Political culture is encapsulated in a number of questions. Do people identify with the nation and accept the overall social system? What is expected of you as a citizen? What is the appropriate role of a government? Almond distinguishes among the three types of political culture.
Parochial political culture is characterised by the relative absence of expectations by the public from the political system in which there are no specialised political roles such as legislative, executive and judicial. Either centralised order does not exist or it doesn’t matter. In the subject political culture, a subject, though aware of a differentiated and specialised political system, is a less active participant in the system and holds less expectation from it. In participant political culture, public, comparatively more aware of the political system, its roles and functions, is an active participant in the political life and has a high level of expectations from the system.
The political culture in Pakistan probably combines the values of both subject and participant political cultures. This may have something to do with our peculiar history.
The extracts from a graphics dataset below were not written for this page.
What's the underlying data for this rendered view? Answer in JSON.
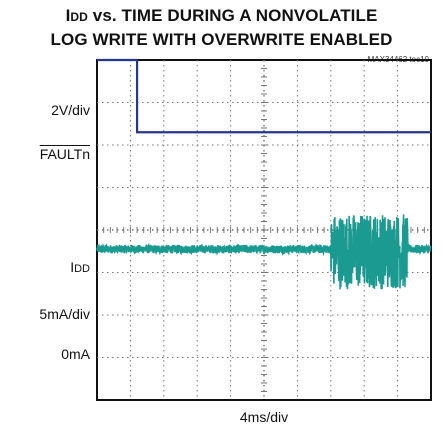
{
  "chart_data": {
    "type": "line",
    "title": {
      "line1_prefix": "I",
      "line1_sub": "DD",
      "line1_rest": " vs. TIME DURING A NONVOLATILE",
      "line2": "LOG WRITE WITH OVERWRITE ENABLED"
    },
    "figure_tag": "MAX34462 toc10",
    "xlabel": "4ms/div",
    "grid": true,
    "divisions": {
      "x": 10,
      "y": 8
    },
    "channel_labels": {
      "fault_scale": "2V/div",
      "fault_name": "FAULTn",
      "idd_prefix": "I",
      "idd_sub": "DD",
      "idd_scale": "5mA/div",
      "idd_zero": "0mA"
    },
    "series": [
      {
        "name": "FAULTn",
        "color": "#27358f",
        "unit": "div",
        "x": [
          0,
          1.2,
          1.2,
          10
        ],
        "y": [
          8.0,
          8.0,
          6.3,
          6.3
        ]
      },
      {
        "name": "IDD",
        "color": "#1a9a90",
        "unit": "div",
        "baseline": 3.55,
        "noise_div": 0.1,
        "burst": {
          "x_start": 7.0,
          "x_end": 9.3,
          "low": 2.6,
          "high": 4.4
        }
      }
    ]
  }
}
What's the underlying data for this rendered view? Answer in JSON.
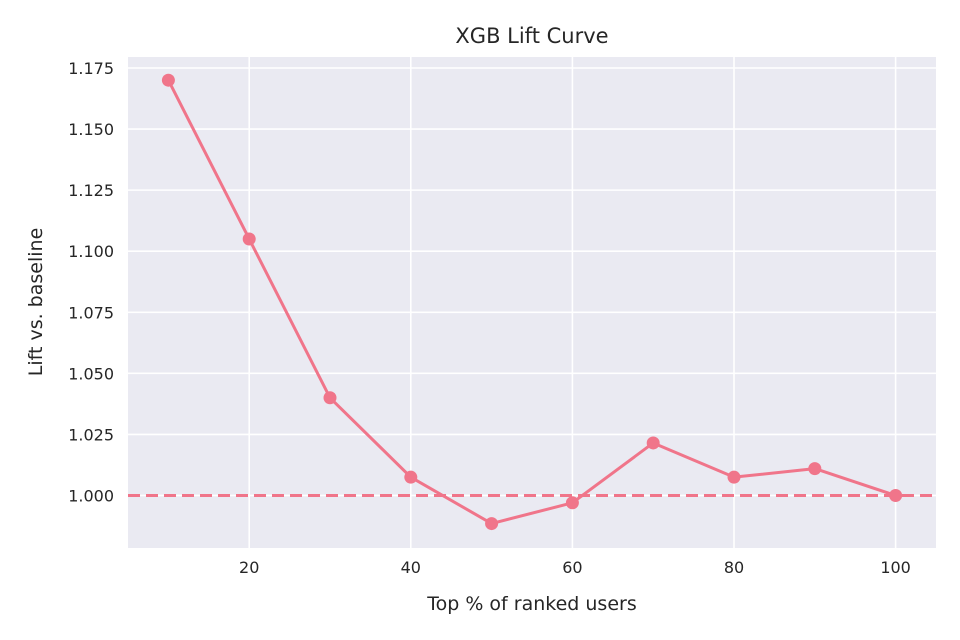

There are those who identify with the system and those who don’t.
What is the political culture of Pakistan in essence?
Broadly, the two main types of political cultures in the country are either congruent with the existing de jure political structure or its de facto counterpart. One is the hegemonic and undemocratic political culture of nonelected executive type. This culture discourages active participation of the public in politics, especially in instances where the citizens have the temerity to question any ambition of nonelected executive office to act beyond the constitution in our parliamentary democracy. The second type of culture is counter-hegemonic, democratic and constitutional. Practically, the categorisation is complex. The hegemonic culture might have elements of democratic political culture and vice versa. The undemocratic culture is as much a colonial legacy as is its democratic counterpart.
The northwest India, today’s Pakistan, traditionally served as the British security state. Here the colonial administration considered inimical to its interest the extension of representative government. Security concerns, those emanating from Czarist Russia and Afghanistan to the then Indian northwest, triumphed over the notion of political and civil liberties unlike in the rest of British India, today’s India, where British had primarily economic and commercial interests that did not impede the development of democratic ideals there. Pakistan inherited the political culture of supremacy of security over liberty and, by extension, executive over legislature.
From August 1947 to the launch of the first military coup in October 1958, the prime minister office changed hands eight times. Except in the case of Liaquat Ali Khan who was assassinated on October 7, 1951, rest of the prime ministers were mainly changed through manipulation and behind-the-scene manoeuvrings engineered by power-hungry and ruthless manipulators, the unelected executives in the form of retired bureaucrats.
After the assassination of Liaquat Ali Khan, civilian leaders lost initiative to the powerful triumvirate of Governor General Ghulam Muhammad, defence secretary and Pakistan’s first president Iskander Mirza and Commander-in-Chief Ayub Khan who ruled Pakistan from October 1958 to March 1969. Democracy was at the mercy of ruthless and overambitious ruling clique that had no qualms about imposing its will on the nascent democratic process.
Much like our security obsessive, undemocratic culture, our de jure political culture is also a British legacy. Though oppressed, this culture has millions of subscribers who resist and challenge any act that is not permitted by our constitution or parliamentary traditions. It is this culture which is indispensable if we are to grow and develop as a respected nation of the world. The great difficulty with this culture is that it did not have much time to evolve, grow and establish itself. Neither the British nor our postcolonial masters especially from civil and military bureaucracies gave it the time and space that democratic culture needed to develop and function.
Even when democracy was conceded some space, every possible step was taken to control and guide it. In its first decade of democratic experience, at least six prime ministers were the minions of forces behind the scenes. This trend was only ossified and reinforced but not without some resistance.
It is here that our subject and participant political culture combine comes in to play its due role. In today’s context, the forces of genuine, democratic resistance are arrayed against the forces of status quo, hegemonic political culture. Post 2018 election, the incumbent government is seen as a continuity of the past: the nonelected executive’s supremacy masquerading behind the façade of democracy.